Spring Kafka produce message after consumer retry completed

I have a kafka consumer that consumes messages from a topic and processes them. I have applied a retry attempt of 5 to process the message and write that message to another topic for future reference in case the processing fails even after 5 attempts.
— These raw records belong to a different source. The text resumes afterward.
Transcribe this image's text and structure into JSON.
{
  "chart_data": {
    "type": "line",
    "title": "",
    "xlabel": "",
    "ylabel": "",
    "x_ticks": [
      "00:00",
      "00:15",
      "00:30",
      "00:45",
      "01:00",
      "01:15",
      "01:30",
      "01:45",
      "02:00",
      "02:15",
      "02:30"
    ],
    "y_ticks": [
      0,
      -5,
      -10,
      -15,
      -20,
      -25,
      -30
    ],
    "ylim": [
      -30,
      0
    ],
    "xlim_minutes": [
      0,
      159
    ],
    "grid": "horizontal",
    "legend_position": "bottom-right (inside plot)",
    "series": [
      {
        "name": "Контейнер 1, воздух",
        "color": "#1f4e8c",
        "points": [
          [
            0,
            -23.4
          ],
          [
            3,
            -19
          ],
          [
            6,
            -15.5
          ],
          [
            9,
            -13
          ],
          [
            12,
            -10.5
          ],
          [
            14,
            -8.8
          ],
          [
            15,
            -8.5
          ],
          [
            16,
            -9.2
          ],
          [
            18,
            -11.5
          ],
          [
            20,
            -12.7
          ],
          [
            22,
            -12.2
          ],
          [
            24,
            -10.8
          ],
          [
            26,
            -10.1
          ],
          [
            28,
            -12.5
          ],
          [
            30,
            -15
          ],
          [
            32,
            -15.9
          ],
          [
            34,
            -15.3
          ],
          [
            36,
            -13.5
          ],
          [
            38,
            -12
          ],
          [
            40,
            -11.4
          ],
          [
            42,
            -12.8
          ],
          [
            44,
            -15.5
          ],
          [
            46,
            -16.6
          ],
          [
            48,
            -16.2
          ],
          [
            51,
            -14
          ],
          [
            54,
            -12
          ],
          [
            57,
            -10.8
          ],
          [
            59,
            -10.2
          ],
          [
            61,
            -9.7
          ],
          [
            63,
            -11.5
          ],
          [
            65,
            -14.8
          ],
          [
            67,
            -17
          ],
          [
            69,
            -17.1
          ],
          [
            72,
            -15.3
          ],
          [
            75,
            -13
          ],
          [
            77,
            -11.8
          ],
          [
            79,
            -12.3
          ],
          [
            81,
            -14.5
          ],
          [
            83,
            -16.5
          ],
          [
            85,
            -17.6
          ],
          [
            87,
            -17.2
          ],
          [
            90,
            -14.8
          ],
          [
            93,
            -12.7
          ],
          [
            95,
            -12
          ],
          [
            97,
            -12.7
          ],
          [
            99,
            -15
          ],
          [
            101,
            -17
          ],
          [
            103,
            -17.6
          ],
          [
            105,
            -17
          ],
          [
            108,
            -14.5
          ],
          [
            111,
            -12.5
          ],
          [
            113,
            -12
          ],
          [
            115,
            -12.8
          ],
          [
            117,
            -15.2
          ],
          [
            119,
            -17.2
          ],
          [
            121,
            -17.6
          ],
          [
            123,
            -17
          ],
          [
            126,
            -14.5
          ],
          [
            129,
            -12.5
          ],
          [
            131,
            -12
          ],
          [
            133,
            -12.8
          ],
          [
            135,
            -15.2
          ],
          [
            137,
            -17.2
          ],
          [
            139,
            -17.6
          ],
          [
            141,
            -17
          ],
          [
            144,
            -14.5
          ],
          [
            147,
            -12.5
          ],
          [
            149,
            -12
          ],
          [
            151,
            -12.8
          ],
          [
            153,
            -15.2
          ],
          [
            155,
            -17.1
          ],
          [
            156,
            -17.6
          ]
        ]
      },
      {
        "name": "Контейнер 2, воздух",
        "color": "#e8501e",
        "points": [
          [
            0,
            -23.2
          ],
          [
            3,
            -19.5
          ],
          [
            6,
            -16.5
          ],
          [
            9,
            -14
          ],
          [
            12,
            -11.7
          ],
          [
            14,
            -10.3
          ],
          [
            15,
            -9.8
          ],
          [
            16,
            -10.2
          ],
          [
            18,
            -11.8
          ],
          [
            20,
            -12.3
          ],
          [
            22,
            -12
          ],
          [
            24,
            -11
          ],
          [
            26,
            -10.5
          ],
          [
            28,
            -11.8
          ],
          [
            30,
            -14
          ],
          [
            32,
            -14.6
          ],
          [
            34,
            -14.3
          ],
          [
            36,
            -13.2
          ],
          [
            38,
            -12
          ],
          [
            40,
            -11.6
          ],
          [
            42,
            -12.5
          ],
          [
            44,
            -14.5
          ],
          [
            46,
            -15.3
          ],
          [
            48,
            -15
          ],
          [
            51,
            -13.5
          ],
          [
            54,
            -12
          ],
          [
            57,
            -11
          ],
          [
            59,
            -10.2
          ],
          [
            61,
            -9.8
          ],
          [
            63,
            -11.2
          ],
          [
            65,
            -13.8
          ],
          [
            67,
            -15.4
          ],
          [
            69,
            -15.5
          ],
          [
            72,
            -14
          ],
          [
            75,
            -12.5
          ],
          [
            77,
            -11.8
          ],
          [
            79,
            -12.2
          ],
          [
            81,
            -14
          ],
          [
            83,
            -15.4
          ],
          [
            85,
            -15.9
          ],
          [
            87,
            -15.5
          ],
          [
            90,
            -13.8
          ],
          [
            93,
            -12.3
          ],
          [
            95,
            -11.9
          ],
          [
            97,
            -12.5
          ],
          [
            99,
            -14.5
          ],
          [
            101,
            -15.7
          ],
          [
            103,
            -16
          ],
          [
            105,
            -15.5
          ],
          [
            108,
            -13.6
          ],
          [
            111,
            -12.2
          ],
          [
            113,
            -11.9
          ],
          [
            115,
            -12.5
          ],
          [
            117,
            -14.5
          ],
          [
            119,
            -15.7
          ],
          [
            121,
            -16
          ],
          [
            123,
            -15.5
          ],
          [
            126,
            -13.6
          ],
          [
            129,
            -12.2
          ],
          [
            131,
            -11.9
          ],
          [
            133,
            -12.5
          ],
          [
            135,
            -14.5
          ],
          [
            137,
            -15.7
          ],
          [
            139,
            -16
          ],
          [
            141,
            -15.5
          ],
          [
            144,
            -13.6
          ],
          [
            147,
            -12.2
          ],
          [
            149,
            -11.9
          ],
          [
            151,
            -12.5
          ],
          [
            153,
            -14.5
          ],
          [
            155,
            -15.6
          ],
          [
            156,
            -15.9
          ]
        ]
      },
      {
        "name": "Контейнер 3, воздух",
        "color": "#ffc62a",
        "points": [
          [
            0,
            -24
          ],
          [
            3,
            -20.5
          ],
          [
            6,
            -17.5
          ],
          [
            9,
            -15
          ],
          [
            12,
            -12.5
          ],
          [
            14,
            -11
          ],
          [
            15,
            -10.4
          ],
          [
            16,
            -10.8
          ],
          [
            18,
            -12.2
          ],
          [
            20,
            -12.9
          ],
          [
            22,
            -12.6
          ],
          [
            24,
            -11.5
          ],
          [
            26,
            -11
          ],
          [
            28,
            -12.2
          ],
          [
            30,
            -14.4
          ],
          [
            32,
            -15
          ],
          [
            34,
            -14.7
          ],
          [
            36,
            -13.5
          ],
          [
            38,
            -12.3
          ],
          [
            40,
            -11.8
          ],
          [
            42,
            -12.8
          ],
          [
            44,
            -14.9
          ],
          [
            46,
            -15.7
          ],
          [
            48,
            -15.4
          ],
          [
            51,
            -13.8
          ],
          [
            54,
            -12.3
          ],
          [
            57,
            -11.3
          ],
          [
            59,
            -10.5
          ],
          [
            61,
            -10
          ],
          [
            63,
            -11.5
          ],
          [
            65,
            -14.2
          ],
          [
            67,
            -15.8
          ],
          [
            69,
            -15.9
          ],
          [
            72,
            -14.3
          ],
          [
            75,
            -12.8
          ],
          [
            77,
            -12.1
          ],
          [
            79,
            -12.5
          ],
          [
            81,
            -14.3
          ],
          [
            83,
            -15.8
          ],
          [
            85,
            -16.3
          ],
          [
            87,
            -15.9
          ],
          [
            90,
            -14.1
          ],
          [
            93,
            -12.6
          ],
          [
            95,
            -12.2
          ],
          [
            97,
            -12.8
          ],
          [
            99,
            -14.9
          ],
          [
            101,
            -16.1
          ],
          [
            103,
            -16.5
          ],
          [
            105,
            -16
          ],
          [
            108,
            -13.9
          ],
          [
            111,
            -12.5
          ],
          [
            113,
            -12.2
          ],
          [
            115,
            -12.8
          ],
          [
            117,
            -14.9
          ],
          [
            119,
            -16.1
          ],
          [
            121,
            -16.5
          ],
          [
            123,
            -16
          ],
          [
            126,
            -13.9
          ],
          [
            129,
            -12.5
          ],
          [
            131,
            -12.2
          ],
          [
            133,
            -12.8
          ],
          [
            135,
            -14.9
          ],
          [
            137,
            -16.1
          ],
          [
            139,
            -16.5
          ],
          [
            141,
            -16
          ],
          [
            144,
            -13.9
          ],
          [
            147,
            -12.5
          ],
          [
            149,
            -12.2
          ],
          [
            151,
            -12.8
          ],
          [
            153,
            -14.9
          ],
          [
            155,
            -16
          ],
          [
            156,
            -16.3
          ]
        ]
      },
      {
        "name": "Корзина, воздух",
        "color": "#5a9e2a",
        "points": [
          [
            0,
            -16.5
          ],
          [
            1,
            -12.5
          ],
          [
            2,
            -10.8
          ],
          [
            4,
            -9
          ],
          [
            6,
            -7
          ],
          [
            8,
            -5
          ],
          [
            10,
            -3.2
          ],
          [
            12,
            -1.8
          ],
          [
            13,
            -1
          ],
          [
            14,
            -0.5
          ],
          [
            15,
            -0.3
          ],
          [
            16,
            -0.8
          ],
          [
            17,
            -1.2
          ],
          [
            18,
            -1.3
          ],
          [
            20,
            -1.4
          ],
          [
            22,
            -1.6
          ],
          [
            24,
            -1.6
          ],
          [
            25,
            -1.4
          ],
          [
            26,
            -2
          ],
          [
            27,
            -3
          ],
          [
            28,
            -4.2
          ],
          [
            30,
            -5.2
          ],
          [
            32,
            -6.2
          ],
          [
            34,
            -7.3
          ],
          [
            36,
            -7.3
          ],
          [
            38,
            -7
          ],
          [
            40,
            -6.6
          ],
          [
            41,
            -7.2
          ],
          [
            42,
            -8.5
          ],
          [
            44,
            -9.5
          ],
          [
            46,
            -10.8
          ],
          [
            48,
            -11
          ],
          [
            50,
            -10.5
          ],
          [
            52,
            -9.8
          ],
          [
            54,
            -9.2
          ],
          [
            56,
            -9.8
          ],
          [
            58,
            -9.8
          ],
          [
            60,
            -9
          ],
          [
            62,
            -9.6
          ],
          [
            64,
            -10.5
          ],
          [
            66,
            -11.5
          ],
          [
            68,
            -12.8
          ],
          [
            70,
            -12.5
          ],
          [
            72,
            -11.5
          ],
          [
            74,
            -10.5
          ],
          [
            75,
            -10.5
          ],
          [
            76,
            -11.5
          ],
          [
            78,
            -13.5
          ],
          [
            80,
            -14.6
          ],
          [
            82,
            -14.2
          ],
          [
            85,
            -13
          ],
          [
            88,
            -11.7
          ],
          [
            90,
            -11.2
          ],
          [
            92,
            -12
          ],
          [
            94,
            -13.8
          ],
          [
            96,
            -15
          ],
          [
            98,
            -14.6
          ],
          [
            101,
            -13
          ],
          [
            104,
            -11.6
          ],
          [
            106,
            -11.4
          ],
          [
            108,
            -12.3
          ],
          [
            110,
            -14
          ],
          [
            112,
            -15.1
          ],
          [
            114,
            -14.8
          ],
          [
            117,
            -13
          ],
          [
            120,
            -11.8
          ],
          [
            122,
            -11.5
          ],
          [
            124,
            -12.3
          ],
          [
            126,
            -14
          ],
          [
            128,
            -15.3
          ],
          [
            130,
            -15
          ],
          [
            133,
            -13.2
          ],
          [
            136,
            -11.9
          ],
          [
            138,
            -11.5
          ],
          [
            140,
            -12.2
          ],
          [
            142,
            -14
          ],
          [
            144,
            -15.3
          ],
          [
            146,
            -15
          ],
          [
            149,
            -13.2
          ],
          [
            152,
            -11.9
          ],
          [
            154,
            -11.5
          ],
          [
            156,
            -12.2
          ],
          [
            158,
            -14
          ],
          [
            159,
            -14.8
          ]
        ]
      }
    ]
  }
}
My code looks like below:
KafkaConsumerConfig:
#Bean
KafkaListenerContainerFactory<ConcurrentMessageListenerContainer<Object, Object>> kafkaManualAckListenerContainerFactory() {
ConcurrentKafkaListenerContainerFactory<Object, Object> factory = new ConcurrentKafkaListenerContainerFactory<>();
factory.setConsumerFactory(consumerFactory());
factory.setConcurrency(Integer.parseInt(kafkaConcurrency));
factory.setErrorHandler(new SeekToCurrentErrorHandler(null, 5));
return factory;
}
KafkaConsumer:
#Value("${kafka.consumer.failed.topic}")
private String failedTopic;
#KafkaListener(topics = "${kafka.consumer.topic}", groupId = "${kafka.consumer.groupId}", containerFactory = "kafkaManualAckListenerContainerFactory")
public void processMessage(String kafkaMessage) throws Exception {
log.info("parsing new kafka message {}", kafkaMessage);
TransactionDTO transactionDTO = TransformUtil.fromJson(kafkaMessage, TransactionDTO.class);
try {
service.parseTransactionDTO(transactionDTO);
} catch (Exception e) {
log.error(e.getMessage());
kafkaTemplate.send(failedTopic, kafkaMessage);
Thread.sleep(10000);
throw e;
}
}
Consumer correctly tries processing in 5 attempts with a delay of 10 seconds but each time, it fails, a new message is written into the failed topic. Is there a way, the message is written to the failed topic only once when all the retry attempts have been exhausted instead of writing it each time on failure?
factory.setErrorHandler(new SeekToCurrentErrorHandler(null, 5));
Use a DeadLetterPublishingRecoverer instead of null in the error handler.
It was introduced in 2.2; I am not sure what version you are using. If older, you can either upgrade (the current version is 2.5.3), or you can move your publishing code into a custom recoverer.
Newer versions (since 2.3) allow adding a back off delay between retry attempts.